Distributed learning techniques can be split into two major categories: model-parallel and data-parallel based on the state-of-the-art distributed learning survey [8]. Accordingly, we position our article as stated in bold in Figure 2. In the model-parallel category, datasets can be shared from where they are originally produced/collected, and multiple models with the exact same type and architecture are used in the training. The main goal is to utilize more resources in parallel for faster computation and training. In this scenario, the datasets are completely or partially accessible by other computation nodes, by means of redistributing and reshuffling of datasets among those nodes. All collaborating nodes can communicate and share parameters and some data with each other. In the data-parallel category, both models and datasets are not necessarily identical, and datasets cannot be shared from where they are originally produced and collected. The main goal here is to reduce the privacy leakage of a raw dataset by avoiding moving raw data, making this solution an enabler for combining the individual learned knowledge from individual local models and from inherently decentralized datasets. In this scenario, the individual workers can share only trained model parameters in between each other in a fully- or semi-decentralized way, as in the case of gossip learning [9]. In case any direct communication in between workers is not allowed, two main groups can be presented: (i) Horizontal Federated Learning (hFL), in which the models need to train on the exact same feature set. (ii) Distributed Ensemble Learning (DEL) and Vertical Federated Learning (vFL), in which feature sets are not necessarily identical. Existing hFL techniques [10,11] enable model training without moving datasets in between different computation nodes by means of sending an aggregation of model parameters. Yet, hFL necessitates all computation nodes to have the same observation attributes or, more specifically, ML feature sets. In the cases where the feature sets are different in between collaborating computation nodes of research entities due to a distributed heterogeneous sensor environment, other decentralized learning techniques that permit collaborative training with distributed unique attributes in each computation node are necessary to be considered.

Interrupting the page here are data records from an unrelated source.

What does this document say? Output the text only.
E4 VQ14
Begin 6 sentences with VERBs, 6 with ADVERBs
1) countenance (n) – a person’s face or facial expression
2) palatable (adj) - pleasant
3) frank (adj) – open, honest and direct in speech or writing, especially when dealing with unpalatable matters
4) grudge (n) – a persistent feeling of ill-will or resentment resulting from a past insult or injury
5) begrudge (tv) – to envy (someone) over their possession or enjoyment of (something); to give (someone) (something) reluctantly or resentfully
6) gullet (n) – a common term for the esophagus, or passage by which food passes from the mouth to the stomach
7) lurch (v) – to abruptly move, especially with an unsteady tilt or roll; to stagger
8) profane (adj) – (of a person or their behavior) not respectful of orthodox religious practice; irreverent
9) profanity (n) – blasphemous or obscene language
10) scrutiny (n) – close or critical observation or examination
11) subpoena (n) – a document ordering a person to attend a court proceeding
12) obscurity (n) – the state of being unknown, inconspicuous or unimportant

Therefore, in this article, we mainly study two distributed data-parallel-based learning techniques for datasets that are potentially and inherently decentralized in feature space: (i) a baseline DEL technique; (ii) a Distributed Split Learning (SplitNN)-based vFL technique [12,13] with partial neural networks. A combination of predictions of different independent trained models, is known to perform better than each model alone [14]. DEL is a technique that utilizes that property by averaging the output of the pre-trained models at the source domain(s) with the target domain model output to maximize the accuracy at the target domain. The datasets in the source domains need to have at least a subset of the feature set of the target domain. It is a suitable technical solution, but requires tuning the weights between the source, and the target model by monitoring metrics that quantify data diversity such as Kullback–Leibler (KL) divergence [15]. We mainly propose and evaluate vFL, which is based on a split neural network architecture, where each split partition of one big neural network (NN) model can reside on different physical computation nodes. This allows each worker to train a NN model jointly even on completely different feature sets on each participating node. In addition, since all worker nodes including the master node collaborate to train one single machine learning model, the information exchange in between them is bidirectional. The requirement is a consensus and synchronization in between the participating nodes about the task they are solving. In the case of multi-sensor distributed local datasets, e.g., IoT datasets, the observations that are collected on different distributed local nodes need to be from the same time interval. Similarly, in the case of QoE user studies, any observations that are collected via different measurement modules from the same users in different labs would need to follow the same sequential way of assessment. It could be for instance also applicable in the cases of a very large-scale user study where many participants experience the exact same video (or accomplish the same task), while every research entity considers only subparts of the observations of the subjects due to limitations of sensor availability, or assessment tools in the user labs. For instance, one research entity is collecting data from one particular user with sensor set A, while another entity uses sensor set B.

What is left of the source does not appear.